The presence of the Indian Peace-Keeping Force (IPKF), which ended up confronting the LTTE in the north and east, freed Sri Lankan troops to quell the second JVP insurgency.
The two “JVP insurgencies” of 1971 and 1989 saw security agencies massacre thousands of Sinhala boys and girls of childbearing age. India directly assisted the government in suppressing the first insurgency. The presence of the Indian Peace-Keeping Force (IPKF), which ended up confronting the LTTE in the north and east, freed Sri Lankan troops to quell the second JVP insurgency.

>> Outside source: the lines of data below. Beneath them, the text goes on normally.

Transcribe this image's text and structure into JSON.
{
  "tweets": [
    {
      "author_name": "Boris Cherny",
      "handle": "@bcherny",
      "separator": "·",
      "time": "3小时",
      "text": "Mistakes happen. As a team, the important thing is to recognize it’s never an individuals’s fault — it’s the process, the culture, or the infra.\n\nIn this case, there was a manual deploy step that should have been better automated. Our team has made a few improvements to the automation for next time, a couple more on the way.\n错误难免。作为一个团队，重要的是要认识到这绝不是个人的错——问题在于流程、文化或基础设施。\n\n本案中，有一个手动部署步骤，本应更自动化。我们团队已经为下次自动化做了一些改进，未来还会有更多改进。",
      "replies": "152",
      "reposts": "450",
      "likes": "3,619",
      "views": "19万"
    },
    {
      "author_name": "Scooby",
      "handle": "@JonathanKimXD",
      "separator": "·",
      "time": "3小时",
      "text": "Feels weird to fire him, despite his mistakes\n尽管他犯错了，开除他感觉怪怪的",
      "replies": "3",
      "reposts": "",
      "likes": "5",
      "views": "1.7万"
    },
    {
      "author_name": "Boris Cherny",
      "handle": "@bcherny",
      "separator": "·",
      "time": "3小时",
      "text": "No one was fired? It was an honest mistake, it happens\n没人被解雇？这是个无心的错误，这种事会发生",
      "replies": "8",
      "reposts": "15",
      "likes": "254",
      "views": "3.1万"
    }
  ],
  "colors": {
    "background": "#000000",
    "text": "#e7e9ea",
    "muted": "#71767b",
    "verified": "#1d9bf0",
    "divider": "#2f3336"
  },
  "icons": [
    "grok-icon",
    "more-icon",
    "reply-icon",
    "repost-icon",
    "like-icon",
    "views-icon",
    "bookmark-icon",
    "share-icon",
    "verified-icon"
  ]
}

After the insurgency, the emergence of the LTTE as an unparalleled international terrorist group helped the nation turn away from the south. However, successive governments have since convinced no one of their sincerity in solving ordinary man’s problems, nor have they convinced themselves that there would not be another social upheaval and another uprising of the earlier type with the national and family economy as the main objective, as seen in the past JVP, but with a new faceless generation of young leaders.